JupyterLab Interface

  • Left sidebar: file browser, running terminals/kernels, extension manager, table of contents.

  • Main area: tabs for notebooks, editors, terminals, CSV viewers. Drag tabs to split view.

  • Command palette (Ctrl+Shift+C): search all commands — faster than menus.

  • Context menus: right-click cells or file browser entries for common actions.

  • Settings editor (Settings → Advanced Settings): customize keybindings, themes, autosave.
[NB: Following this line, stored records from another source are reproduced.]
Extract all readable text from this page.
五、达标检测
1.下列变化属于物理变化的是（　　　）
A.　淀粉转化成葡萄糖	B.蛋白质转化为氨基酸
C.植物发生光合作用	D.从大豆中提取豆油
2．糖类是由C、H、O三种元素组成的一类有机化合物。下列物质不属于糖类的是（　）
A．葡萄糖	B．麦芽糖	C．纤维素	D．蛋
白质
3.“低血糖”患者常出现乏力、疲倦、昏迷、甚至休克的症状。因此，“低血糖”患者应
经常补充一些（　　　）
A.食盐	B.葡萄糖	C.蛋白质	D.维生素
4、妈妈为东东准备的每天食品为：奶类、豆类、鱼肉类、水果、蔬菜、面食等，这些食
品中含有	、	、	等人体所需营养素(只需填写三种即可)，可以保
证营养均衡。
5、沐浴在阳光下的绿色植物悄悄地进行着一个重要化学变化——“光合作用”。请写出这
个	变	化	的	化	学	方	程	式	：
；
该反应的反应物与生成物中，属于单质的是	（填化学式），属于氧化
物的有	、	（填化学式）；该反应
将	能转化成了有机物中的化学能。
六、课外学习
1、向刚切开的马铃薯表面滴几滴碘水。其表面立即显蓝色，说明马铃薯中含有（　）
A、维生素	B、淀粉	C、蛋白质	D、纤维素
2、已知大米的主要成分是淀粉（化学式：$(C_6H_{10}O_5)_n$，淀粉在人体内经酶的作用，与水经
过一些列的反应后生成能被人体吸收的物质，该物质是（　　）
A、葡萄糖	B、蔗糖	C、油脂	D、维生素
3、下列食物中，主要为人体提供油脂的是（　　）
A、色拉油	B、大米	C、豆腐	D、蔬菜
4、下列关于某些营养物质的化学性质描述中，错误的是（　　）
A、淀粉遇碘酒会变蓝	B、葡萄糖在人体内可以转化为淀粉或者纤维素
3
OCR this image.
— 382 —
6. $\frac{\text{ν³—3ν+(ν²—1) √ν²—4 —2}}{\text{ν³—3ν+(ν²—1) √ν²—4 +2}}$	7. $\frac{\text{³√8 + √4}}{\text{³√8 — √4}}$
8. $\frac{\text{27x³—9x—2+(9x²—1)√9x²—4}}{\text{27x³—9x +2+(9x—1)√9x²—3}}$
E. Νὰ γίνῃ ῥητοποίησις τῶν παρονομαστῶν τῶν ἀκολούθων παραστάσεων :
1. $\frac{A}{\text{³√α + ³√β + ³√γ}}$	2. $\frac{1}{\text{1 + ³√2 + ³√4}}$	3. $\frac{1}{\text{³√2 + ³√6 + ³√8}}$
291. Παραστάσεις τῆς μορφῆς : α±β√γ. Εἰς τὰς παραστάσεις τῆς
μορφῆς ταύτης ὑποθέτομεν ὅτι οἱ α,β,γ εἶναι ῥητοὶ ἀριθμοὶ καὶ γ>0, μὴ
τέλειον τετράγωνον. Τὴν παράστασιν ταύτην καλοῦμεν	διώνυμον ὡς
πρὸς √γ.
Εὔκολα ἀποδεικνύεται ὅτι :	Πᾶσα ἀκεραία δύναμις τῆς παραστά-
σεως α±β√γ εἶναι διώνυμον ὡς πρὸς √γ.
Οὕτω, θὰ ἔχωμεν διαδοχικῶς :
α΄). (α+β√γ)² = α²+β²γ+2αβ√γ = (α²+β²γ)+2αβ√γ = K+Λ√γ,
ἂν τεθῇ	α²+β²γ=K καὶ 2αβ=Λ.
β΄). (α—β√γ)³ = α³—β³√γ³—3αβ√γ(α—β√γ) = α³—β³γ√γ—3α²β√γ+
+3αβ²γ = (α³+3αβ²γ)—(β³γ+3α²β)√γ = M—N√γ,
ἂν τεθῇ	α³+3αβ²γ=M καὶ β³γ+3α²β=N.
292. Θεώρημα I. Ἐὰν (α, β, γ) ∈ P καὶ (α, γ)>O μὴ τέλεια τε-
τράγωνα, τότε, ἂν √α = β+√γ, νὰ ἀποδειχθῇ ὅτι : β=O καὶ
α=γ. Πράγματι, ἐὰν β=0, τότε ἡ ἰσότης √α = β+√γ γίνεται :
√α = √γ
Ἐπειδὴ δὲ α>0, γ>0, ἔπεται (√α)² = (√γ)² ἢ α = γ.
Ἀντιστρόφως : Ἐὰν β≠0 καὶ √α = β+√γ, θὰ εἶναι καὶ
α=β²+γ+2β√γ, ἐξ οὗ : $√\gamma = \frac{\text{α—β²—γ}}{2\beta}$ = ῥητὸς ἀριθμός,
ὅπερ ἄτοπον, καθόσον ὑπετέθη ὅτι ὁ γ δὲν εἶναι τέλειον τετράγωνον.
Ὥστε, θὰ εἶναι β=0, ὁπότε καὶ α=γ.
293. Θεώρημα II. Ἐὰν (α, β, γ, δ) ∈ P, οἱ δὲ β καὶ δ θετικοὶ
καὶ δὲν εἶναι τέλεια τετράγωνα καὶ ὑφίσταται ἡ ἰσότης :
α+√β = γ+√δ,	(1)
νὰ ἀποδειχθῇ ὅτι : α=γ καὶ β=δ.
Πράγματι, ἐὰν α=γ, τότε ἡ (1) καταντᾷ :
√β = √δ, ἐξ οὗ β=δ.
  • Single-document mode (View → Simple Interface): hides sidebar for distraction-free work.

JupyterLab

Extensions, Magic Commands & Best Practices

JupyterLab: Extensions, Magic Commands & Best Practices Magic Commands # Line magics (single %) %timeit arr.sum() # benchmark a single expression %time result =

JupyterLab: Extensions, Magic Commands & Best Practices

Magic Commands

# Line magics (single %)
%timeit arr.sum()               # benchmark a single expression
%time result = slow_function()  # time a single execution
%run script.py                  # execute a .py file
%load script.py                 # load file contents into cell
%who                            # list all variables
%whos                           # list variables with type/value
%reset                          # clear all variables
%matplotlib inline              # render plots inline
%matplotlib widget              # interactive plots (ipympl)
%env MY_VAR=value               # set environment variable
%pwd                            # print working directory
%ls                             # list files
%cd /path/to/dir                # change directory
%history                        # show cell history

# Cell magics (%% — apply to entire cell)
%%timeit
result = [x**2 for x in range(10000)]

%%bash
echo "Hello from bash"
ls -la

%%writefile myfile.py
def hello():
    print("Hello")

%%capture output
import subprocess
result = subprocess.run(['ls'], capture_output=True)

# IPython display utilities
from IPython.display import display, HTML, Image, Markdown, JSON
display(HTML('<b>Bold HTML</b>'))
display(Markdown('# Markdown heading'))
display(Image('plot.png'))

Popular Extensions

# Extensions install via pip (JupyterLab 3+)
pip install jupyterlab-git           # Git integration in sidebar
pip install jupyterlab-lsp           # Language Server Protocol (autocomplete, hover)
pip install python-lsp-server        # Python LSP backend for jupyterlab-lsp
pip install jupyterlab_code_formatter # Black/isort formatting
pip install black isort              # formatters for above
pip install ipympl                   # interactive matplotlib (%matplotlib widget)
pip install jupyterlab-drawio        # Diagram editor
pip install elyra                    # AI/ML pipeline builder
pip install nbdime                   # Notebook diffing/merging

# Check installed extensions
jupyter labextension list

nbconvert — Export Notebooks

# Export to other formats
jupyter nbconvert notebook.ipynb --to html
jupyter nbconvert notebook.ipynb --to pdf
jupyter nbconvert notebook.ipynb --to script   # .py file
jupyter nbconvert notebook.ipynb --to markdown
jupyter nbconvert notebook.ipynb --to slides   # reveal.js

# Execute and export (re-runs all cells first)
jupyter nbconvert notebook.ipynb --to html --execute
jupyter nbconvert notebook.ipynb --execute --inplace  # save results back

# Papermill: parameterized execution
pip install papermill
papermill notebook.ipynb output.ipynb -p alpha 0.1 -p n_epochs 10

Best Practices

  • Restart kernel and run all cells (Kernel → Restart Kernel and Run All) before sharing — catches hidden state bugs.

  • Keep cells short and focused. Long cells with many side effects are hard to re-run selectively.

  • Use %store variable_name to persist variables across sessions (stored in IPython profile).

  • Name notebooks descriptively with dates: 2024-03-15-eda-user-churn.ipynb.

  • Use nbstripout (pre-commit hook) to strip output before git commits — keeps diffs clean.

  • For production code, refactor notebook logic into .py modules; import and call from notebook.

  • Use papermill for automated notebook execution with parameter injection (CI/CD reports).

  • JupyterHub: multi-user server for teams — each user gets an isolated server session.